Computers operate under the control of a program consisting of coded, executable instructions. Typically, a program is first written as a textual representation of computer-executable instructions in a high-level language, such as BASIC, PASCAL, C, C++, C#, or the like, which are more readily understood by humans. A file containing a program in its high-level language form is known as source code. The high-level language statements of the source code are then translated or compiled into the coded instructions executable by the computer. Typically, a software program known as a compiler is used for this purpose. The compiled form of a program is generally known as object code.
Typically, the source code of a programming language is formed of program constructs organized in one or more program units, such as procedures, functions, blocks, modules, projects, packages and/or programs. These program units allow larger program tasks to be broken down into smaller units or groups of instructions. High-level languages generally have a precise syntax or grammar, which defines certain permitted structures for statements in the language and their meaning.
A compiler is a computer program that translates the source code, which is written in a high-level computer programming language that is easily understood by human beings, into another language, such as object code executable by a computer or an intermediate language that requires further compilation to be executable. Typically, a compiler includes several functional parts. For example, a conventional compiler may include a lexical analyzer that separates the source code into various lexical structures of the programming language, known as tokens, such as may include keywords, identifiers, operator symbols, punctuation, and the like.

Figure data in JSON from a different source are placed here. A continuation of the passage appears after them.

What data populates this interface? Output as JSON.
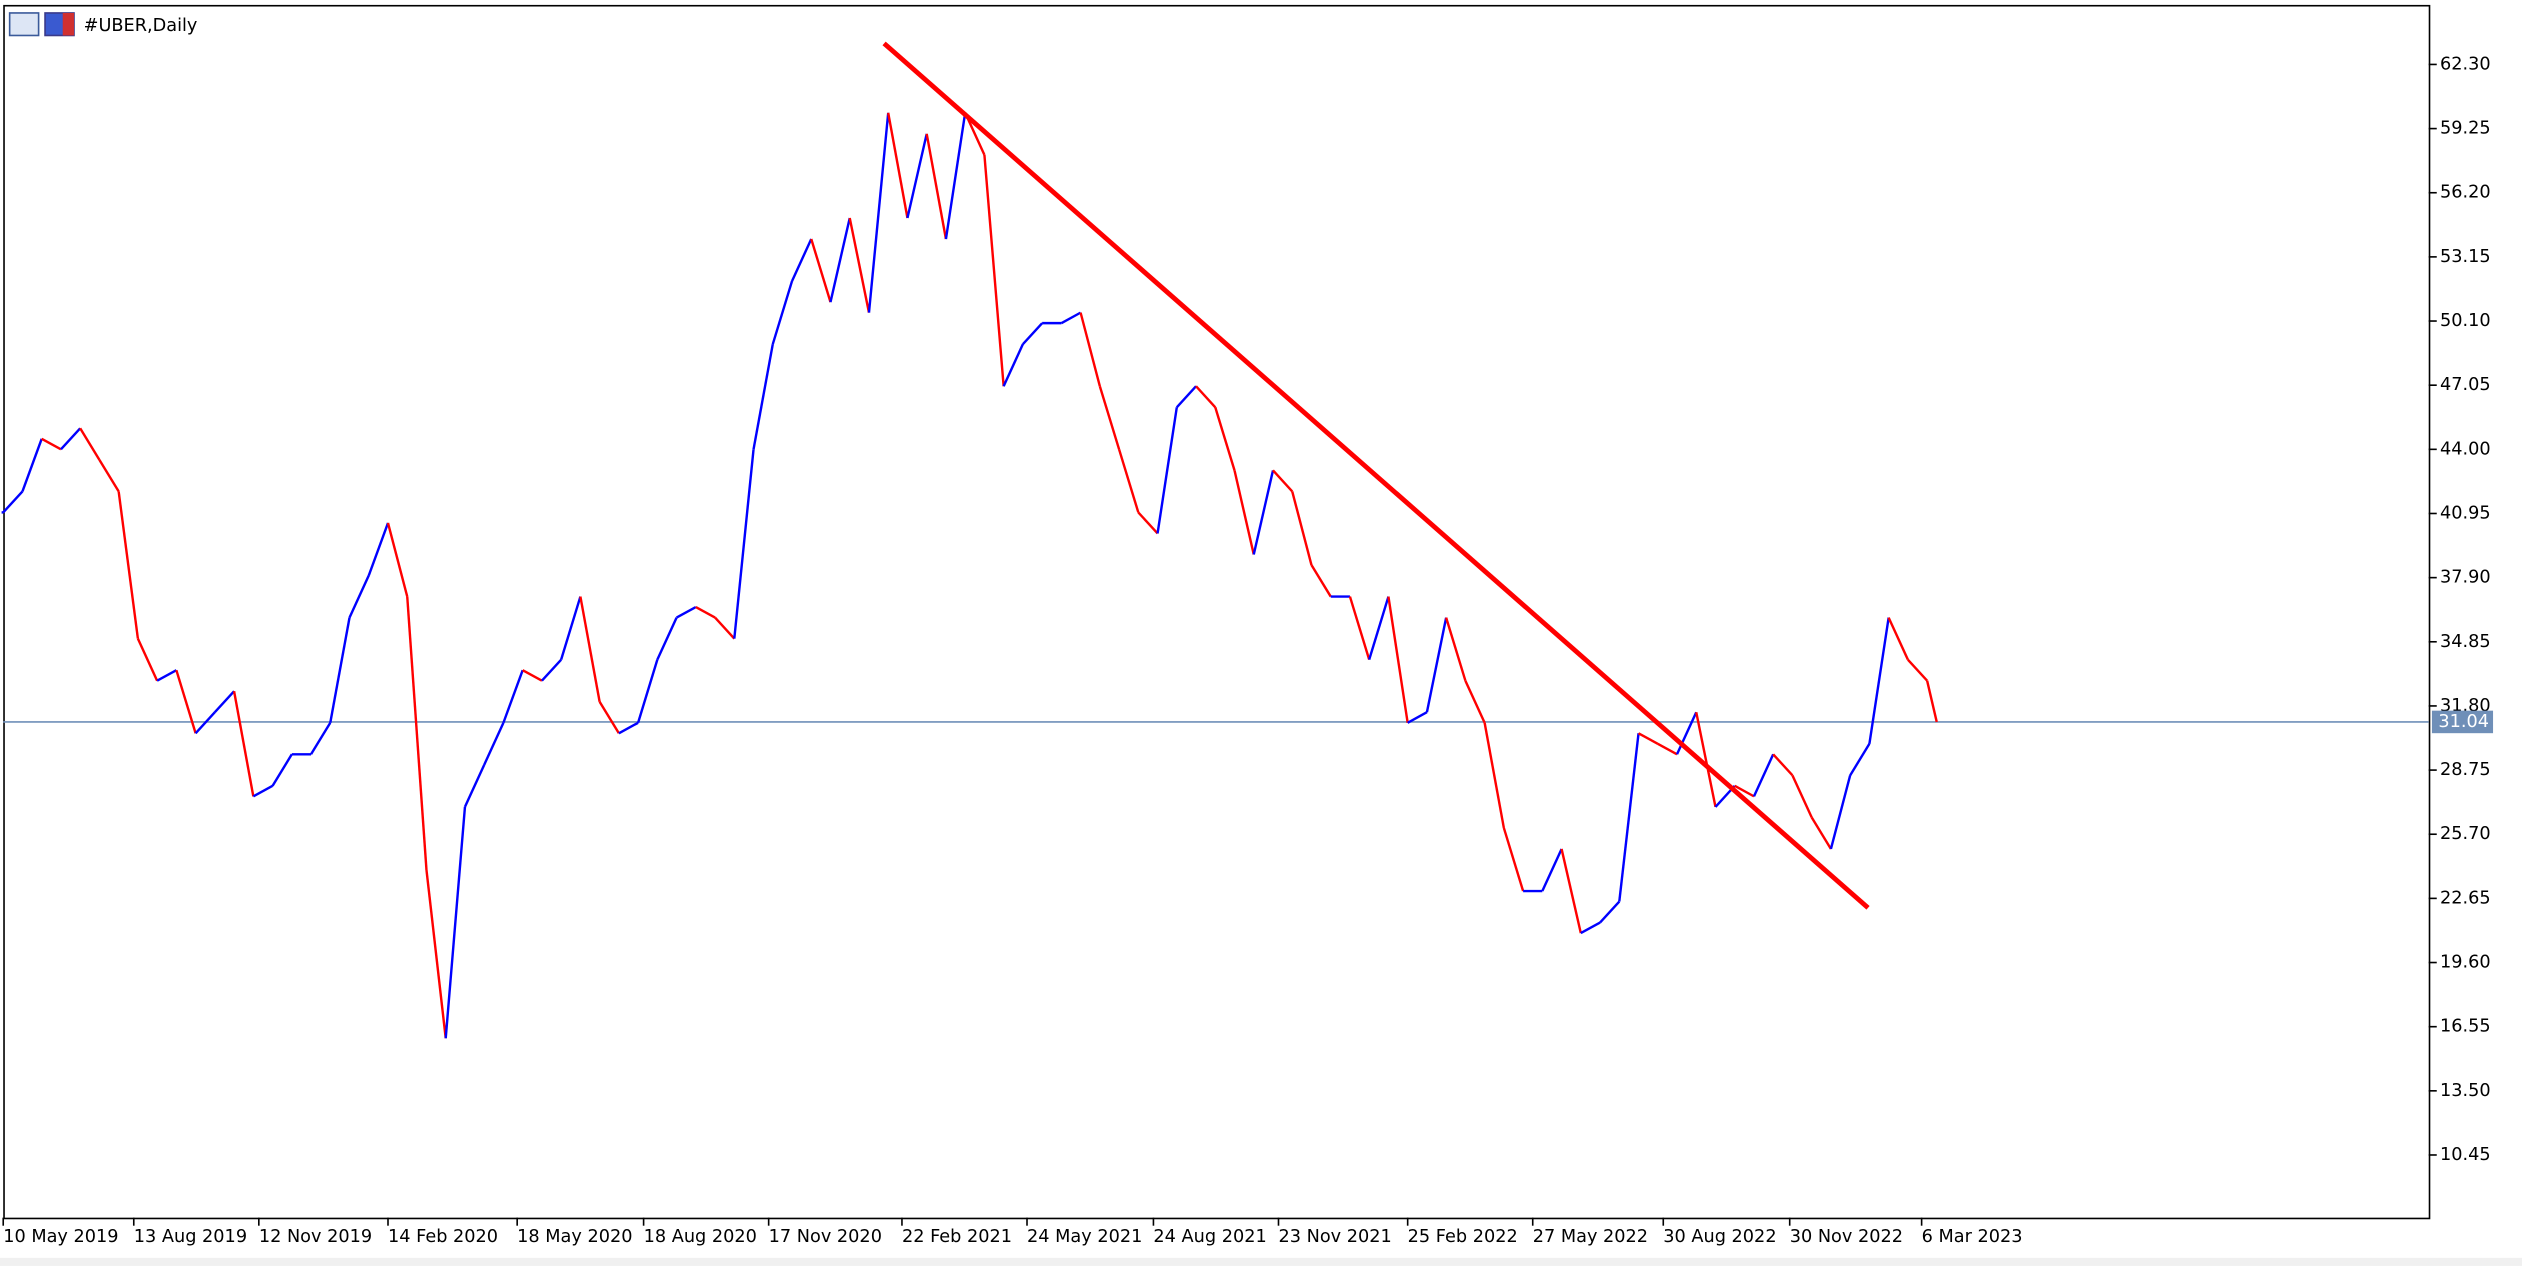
{
  "chart_data": {
    "type": "line",
    "title": "#UBER,Daily",
    "x": [
      "2019-05-10",
      "2019-05-24",
      "2019-06-07",
      "2019-06-21",
      "2019-07-05",
      "2019-07-19",
      "2019-08-02",
      "2019-08-16",
      "2019-08-30",
      "2019-09-13",
      "2019-09-27",
      "2019-10-11",
      "2019-10-25",
      "2019-11-08",
      "2019-11-22",
      "2019-12-06",
      "2019-12-20",
      "2020-01-03",
      "2020-01-17",
      "2020-01-31",
      "2020-02-14",
      "2020-02-28",
      "2020-03-13",
      "2020-03-27",
      "2020-04-10",
      "2020-04-24",
      "2020-05-08",
      "2020-05-22",
      "2020-06-05",
      "2020-06-19",
      "2020-07-03",
      "2020-07-17",
      "2020-07-31",
      "2020-08-14",
      "2020-08-28",
      "2020-09-11",
      "2020-09-25",
      "2020-10-09",
      "2020-10-23",
      "2020-11-06",
      "2020-11-20",
      "2020-12-04",
      "2020-12-18",
      "2021-01-01",
      "2021-01-15",
      "2021-01-29",
      "2021-02-12",
      "2021-02-26",
      "2021-03-12",
      "2021-03-26",
      "2021-04-09",
      "2021-04-23",
      "2021-05-07",
      "2021-05-21",
      "2021-06-04",
      "2021-06-18",
      "2021-07-02",
      "2021-07-16",
      "2021-07-30",
      "2021-08-13",
      "2021-08-27",
      "2021-09-10",
      "2021-09-24",
      "2021-10-08",
      "2021-10-22",
      "2021-11-05",
      "2021-11-19",
      "2021-12-03",
      "2021-12-17",
      "2021-12-31",
      "2022-01-14",
      "2022-01-28",
      "2022-02-11",
      "2022-02-25",
      "2022-03-11",
      "2022-03-25",
      "2022-04-08",
      "2022-04-22",
      "2022-05-06",
      "2022-05-20",
      "2022-06-03",
      "2022-06-17",
      "2022-07-01",
      "2022-07-15",
      "2022-07-29",
      "2022-08-12",
      "2022-08-26",
      "2022-09-09",
      "2022-09-23",
      "2022-10-07",
      "2022-10-21",
      "2022-11-04",
      "2022-11-18",
      "2022-12-02",
      "2022-12-16",
      "2022-12-30",
      "2023-01-13",
      "2023-01-27",
      "2023-02-10",
      "2023-02-24",
      "2023-03-10",
      "2023-03-17"
    ],
    "values": [
      41,
      42,
      44.5,
      44,
      45,
      43.5,
      42,
      35,
      33,
      33.5,
      30.5,
      31.5,
      32.5,
      27.5,
      28,
      29.5,
      29.5,
      31,
      36,
      38,
      40.5,
      37,
      24,
      16,
      27,
      29,
      31,
      33.5,
      33,
      34,
      37,
      32,
      30.5,
      31,
      34,
      36,
      36.5,
      36,
      35,
      44,
      49,
      52,
      54,
      51,
      55,
      50.5,
      60,
      55,
      59,
      54,
      60,
      58,
      47,
      49,
      50,
      50,
      50.5,
      47,
      44,
      41,
      40,
      46,
      47,
      46,
      43,
      39,
      43,
      42,
      38.5,
      37,
      37,
      34,
      37,
      31,
      31.5,
      36,
      33,
      31,
      26,
      23,
      23,
      25,
      21,
      21.5,
      22.5,
      30.5,
      30,
      29.5,
      31.5,
      27,
      28,
      27.5,
      29.5,
      28.5,
      26.5,
      25,
      28.5,
      30,
      36,
      34,
      33,
      31.04
    ],
    "up_color": "#0000ff",
    "down_color": "#ff0000",
    "xlim": [
      "2019-05-10",
      "2024-03-09"
    ],
    "xticks": [
      {
        "value": "2019-05-10",
        "label": "10 May 2019"
      },
      {
        "value": "2019-08-13",
        "label": "13 Aug 2019"
      },
      {
        "value": "2019-11-12",
        "label": "12 Nov 2019"
      },
      {
        "value": "2020-02-14",
        "label": "14 Feb 2020"
      },
      {
        "value": "2020-05-18",
        "label": "18 May 2020"
      },
      {
        "value": "2020-08-18",
        "label": "18 Aug 2020"
      },
      {
        "value": "2020-11-17",
        "label": "17 Nov 2020"
      },
      {
        "value": "2021-02-22",
        "label": "22 Feb 2021"
      },
      {
        "value": "2021-05-24",
        "label": "24 May 2021"
      },
      {
        "value": "2021-08-24",
        "label": "24 Aug 2021"
      },
      {
        "value": "2021-11-23",
        "label": "23 Nov 2021"
      },
      {
        "value": "2022-02-25",
        "label": "25 Feb 2022"
      },
      {
        "value": "2022-05-27",
        "label": "27 May 2022"
      },
      {
        "value": "2022-08-30",
        "label": "30 Aug 2022"
      },
      {
        "value": "2022-11-30",
        "label": "30 Nov 2022"
      },
      {
        "value": "2023-03-06",
        "label": "6 Mar 2023"
      }
    ],
    "ylim": [
      7.47,
      65.13
    ],
    "yticks": [
      {
        "value": 62.3,
        "label": "62.30"
      },
      {
        "value": 59.25,
        "label": "59.25"
      },
      {
        "value": 56.2,
        "label": "56.20"
      },
      {
        "value": 53.15,
        "label": "53.15"
      },
      {
        "value": 50.1,
        "label": "50.10"
      },
      {
        "value": 47.05,
        "label": "47.05"
      },
      {
        "value": 44,
        "label": "44.00"
      },
      {
        "value": 40.95,
        "label": "40.95"
      },
      {
        "value": 37.9,
        "label": "37.90"
      },
      {
        "value": 34.85,
        "label": "34.85"
      },
      {
        "value": 31.8,
        "label": "31.80"
      },
      {
        "value": 28.75,
        "label": "28.75"
      },
      {
        "value": 25.7,
        "label": "25.70"
      },
      {
        "value": 22.65,
        "label": "22.65"
      },
      {
        "value": 19.6,
        "label": "19.60"
      },
      {
        "value": 16.55,
        "label": "16.55"
      },
      {
        "value": 13.5,
        "label": "13.50"
      },
      {
        "value": 10.45,
        "label": "10.45"
      }
    ],
    "last_price": 31.04,
    "last_price_color": "#6f8fb8",
    "trendline": {
      "x": [
        "2021-02-09",
        "2023-01-26"
      ],
      "y": [
        63.3,
        22.2
      ],
      "color": "#ff0000"
    }
  }
}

A conventional compiler also includes a parser or syntactical analyzer, which takes as an input a grammar defining the language being compiled and performs a series of actions associated with the grammar. The parser builds a parse tree for the statements in the source program in accordance with the grammar productions and actions. For each statement in the input source program, the parser generates a parse tree of the source input in a recursive manner based on relevant productions and actions in the grammar. Parsers typically apply rules in either a “top-down” or a “bottom-up” manner to construct a parse tree. The parse tree is formed of nodes corresponding to one or more grammar productions. Generation of the parse tree allows the parser to determine whether the parts of the source program comply with the defined grammar of the language. The parser performs syntactical checking, but usually does not check the meaning (or the semantics) of the source program.
A conventional parser also may create a Name List table (also called a “symbol table”) that keeps track of information concerning each identifier declared or defined in the source program. This information includes the name and type of each identifier, its class (variable, constant, procedure, etc.), nesting level of the block where declared, and other information more specific to the class.
After the source program is parsed, it is input to a semantic analyzer, which checks for semantic errors, such as the mismatching of types, etc. The semantic analyzer accesses the Name List table to perform semantic checking involving identifiers. After semantic checking, the compiler generates intermediate code, optimizes the intermediate code, and then generates a target program (e.g., object code).